January is Human Trafficking Awareness Month, and the AHA is highlighting strides made by hospitals and health systems in this area to ensure the health and safety of their patients.  

In 2005, Ingrid Johnson, R.N., first began to realize that human trafficking is a prevalent issue in the U.S. when her 13-year-old daughter went missing for 11 months. Frightened and determined, Johnson worked closely with law enforcement officials to track down her daughter’s whereabouts until successfully rescuing her from a trafficking ring in New York City with undercover police by her side.

Once she safely got her daughter home, Johnson realized she was ill-equipped to best serve her daughter and get her back on a healthy path. “I thought, now I need help, what’s available?”

Unfortunately, there were too few resources available to help her through this challenging journey, so Johnson combined her clinical background as a nurse with her maternal instincts to protect her daughter.

“The clinical piece is what brings me here today, because that’s what I resorted to, what I know best,” Johnson said, “and that is, clinicians building trusting relationships with our patients.”

Johnson, who was working as a night nurse, put her daughter back in school to resume the eighth grade.

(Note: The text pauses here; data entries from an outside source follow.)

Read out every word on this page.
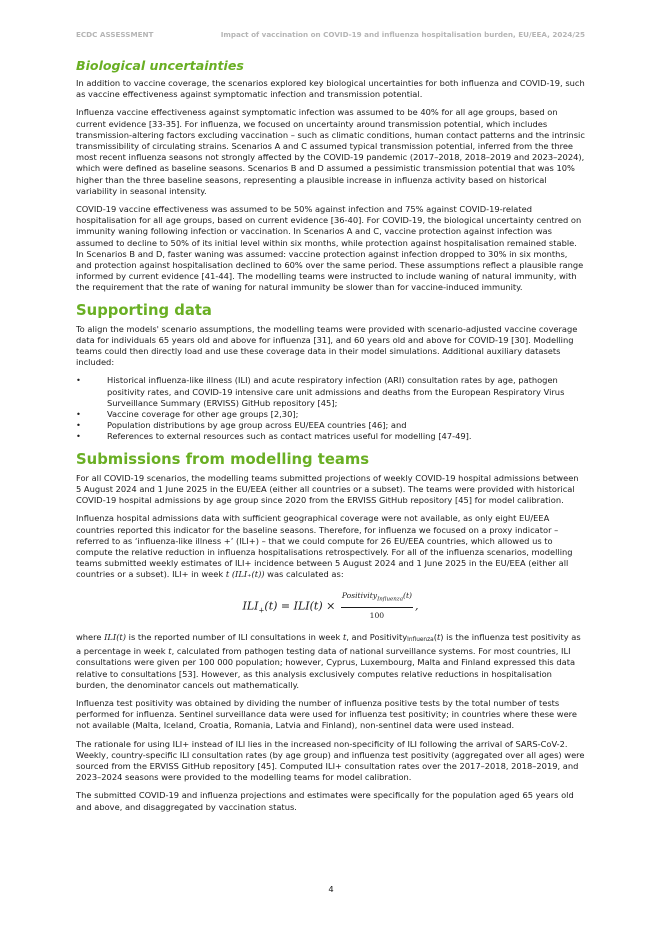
ECDC ASSESSMENT	Impact of vaccination on COVID-19 and influenza hospitalisation burden, EU/EEA, 2024/25
Biological uncertainties

In addition to vaccine coverage, the scenarios explored key biological uncertainties for both influenza and COVID-19, such as vaccine effectiveness against symptomatic infection and transmission potential.

Influenza vaccine effectiveness against symptomatic infection was assumed to be 40% for all age groups, based on current evidence [33-35]. For influenza, we focused on uncertainty around transmission potential, which includes transmission-altering factors excluding vaccination – such as climatic conditions, human contact patterns and the intrinsic transmissibility of circulating strains. Scenarios A and C assumed typical transmission potential, inferred from the three most recent influenza seasons not strongly affected by the COVID-19 pandemic (2017–2018, 2018–2019 and 2023–2024), which were defined as baseline seasons. Scenarios B and D assumed a pessimistic transmission potential that was 10% higher than the three baseline seasons, representing a plausible increase in influenza activity based on historical variability in seasonal intensity.

COVID-19 vaccine effectiveness was assumed to be 50% against infection and 75% against COVID-19-related hospitalisation for all age groups, based on current evidence [36-40]. For COVID-19, the biological uncertainty centred on immunity waning following infection or vaccination. In Scenarios A and C, vaccine protection against infection was assumed to decline to 50% of its initial level within six months, while protection against hospitalisation remained stable. In Scenarios B and D, faster waning was assumed: vaccine protection against infection dropped to 30% in six months, and protection against hospitalisation declined to 60% over the same period. These assumptions reflect a plausible range informed by current evidence [41-44]. The modelling teams were instructed to include waning of natural immunity, with the requirement that the rate of waning for natural immunity be slower than for vaccine-induced immunity.

Supporting data

To align the models' scenario assumptions, the modelling teams were provided with scenario-adjusted vaccine coverage data for individuals 65 years old and above for influenza [31], and 60 years old and above for COVID-19 [30]. Modelling teams could then directly load and use these coverage data in their model simulations. Additional auxiliary datasets included:

•	Historical influenza-like illness (ILI) and acute respiratory infection (ARI) consultation rates by age, pathogen positivity rates, and COVID-19 intensive care unit admissions and deaths from the European Respiratory Virus Surveillance Summary (ERVISS) GitHub repository [45];
•	Vaccine coverage for other age groups [2,30];
•	Population distributions by age group across EU/EEA countries [46]; and
•	References to external resources such as contact matrices useful for modelling [47-49].
Submissions from modelling teams

For all COVID-19 scenarios, the modelling teams submitted projections of weekly COVID-19 hospital admissions between 5 August 2024 and 1 June 2025 in the EU/EEA (either all countries or a subset). The teams were provided with historical COVID-19 hospital admissions by age group since 2020 from the ERVISS GitHub repository [45] for model calibration.

Influenza hospital admissions data with sufficient geographical coverage were not available, as only eight EU/EEA countries reported this indicator for the baseline seasons. Therefore, for influenza we focused on a proxy indicator – referred to as ‘influenza-like illness +’ (ILI+) – that we could compute for 26 EU/EEA countries, which allowed us to compute the relative reduction in influenza hospitalisations retrospectively. For all of the influenza scenarios, modelling teams submitted weekly estimates of ILI+ incidence between 5 August 2024 and 1 June 2025 in the EU/EEA (either all countries or a subset). ILI+ in week t (ILI₊(t)) was calculated as:

$ILI_+(t) = ILI(t) \times \frac{Positivity_{Influenza}(t)}{100}$ ,

where ILI(t) is the reported number of ILI consultations in week t, and PositivityInfluenza(t) is the influenza test positivity as a percentage in week t, calculated from pathogen testing data of national surveillance systems. For most countries, ILI consultations were given per 100 000 population; however, Cyprus, Luxembourg, Malta and Finland expressed this data relative to consultations [53]. However, as this analysis exclusively computes relative reductions in hospitalisation burden, the denominator cancels out mathematically.

Influenza test positivity was obtained by dividing the number of influenza positive tests by the total number of tests performed for influenza. Sentinel surveillance data were used for influenza test positivity; in countries where these were not available (Malta, Iceland, Croatia, Romania, Latvia and Finland), non-sentinel data were used instead.

The rationale for using ILI+ instead of ILI lies in the increased non-specificity of ILI following the arrival of SARS-CoV-2. Weekly, country-specific ILI consultation rates (by age group) and influenza test positivity (aggregated over all ages) were sourced from the ERVISS GitHub repository [45]. Computed ILI+ consultation rates over the 2017–2018, 2018–2019, and 2023–2024 seasons were provided to the modelling teams for model calibration.

The submitted COVID-19 and influenza projections and estimates were specifically for the population aged 65 years old and above, and disaggregated by vaccination status.

4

Her daughter went on receive her college degree and pursue work as an educator in a charter school in the Newark school system.

“I never thought I’d be here today,” Johnson recalled. “When I was at my lowest, I never thought I’d make it through.”

Advocating for anti-trafficking efforts

For advocates like Johnson and for health care leaders seeking to learn more, the AHA created its Hospitals Against Violence initiative to offer guidance and expertise.

Earlier this month – Human Trafficking Awareness Month – the AHA’s HAV initiative, the law firm Jones Day and HEAL Trafficking partnered to provide new resources to health care providers who are fighting human trafficking. In support of that initiative, Jones Day Jan. 11 released a much-needed tool to help providers navigate the complex roadmap of their reporting and education obligations, particularly because of the increased role of telehealth and multistate practitioners.

Currently serving as manager of patient access at Overlook Medical Center, a member of Atlantic Health System in Morristown, New Jersey, Johnson has made it her life’s mission to fight human trafficking and educate health care providers and others. She serves on a number of community boards, task forces and committees, sharing her story and expertise in identifying and responding to trafficking patients and survivors.

Johnson has been honored with numerous awards for her advocacy efforts, including the prestigious Jefferson Awards for Public Service, for which she won the 2018 Jacqueline Kennedy Onassis Award for Outstanding Public Service Benefiting Local Communities. At the awards ceremony in Washington, D.C., Johnson was joined by former AHA Board Chair and Atlantic Health System CEO, Brian Gragnolati, who came to support her as she accepted the award. Having met at an Atlantic Health event several years earlier, the two clearly share a mutual respect and passion for utilizing the health system’s platform and resources to shine a light on this important issue and end human trafficking.

Johnson credits Gragnolati and other leaders at Atlantic for their tireless dedication to raising this issue whenever possible.   

“We got to where we are today because people kept talking about anti-trafficking efforts, and enough people said, ‘We need to do something about this.’”

The path forward

Last year, Johnson helped shape an Emergency Department human trafficking committee at Overlook Medical Center as part of Atlantic Health’s efforts to educate health care leaders on this issue. This group of health care leaders serves as a pilot program for the organization, with representation from clinicians, pediatrics, social workers and more from other disciplines.

The group convenes regularly, using evidence-based practices led by HEAL Trafficking and others. One of the physicians in the group brought up an idea of creating a large, prominent banner to hang in Atlantic Health’s ED – a long process that recently came to fruition, much to Johnson’s delight. She hopes the banner reaches individuals in the community who may not know about the prevalence and realities of human trafficking in this day and age.

“We as health care providers and the general public cannot forget that these victims and survivors are hiding in plain sight,” Johnson said.

This important reminder fuels Johnson and her passionate colleagues to keep fighting, to keep educating and to keep shining a light on survivors’ personal stories.

 “I’ve committed my life to fighting this issue,” Johnson said.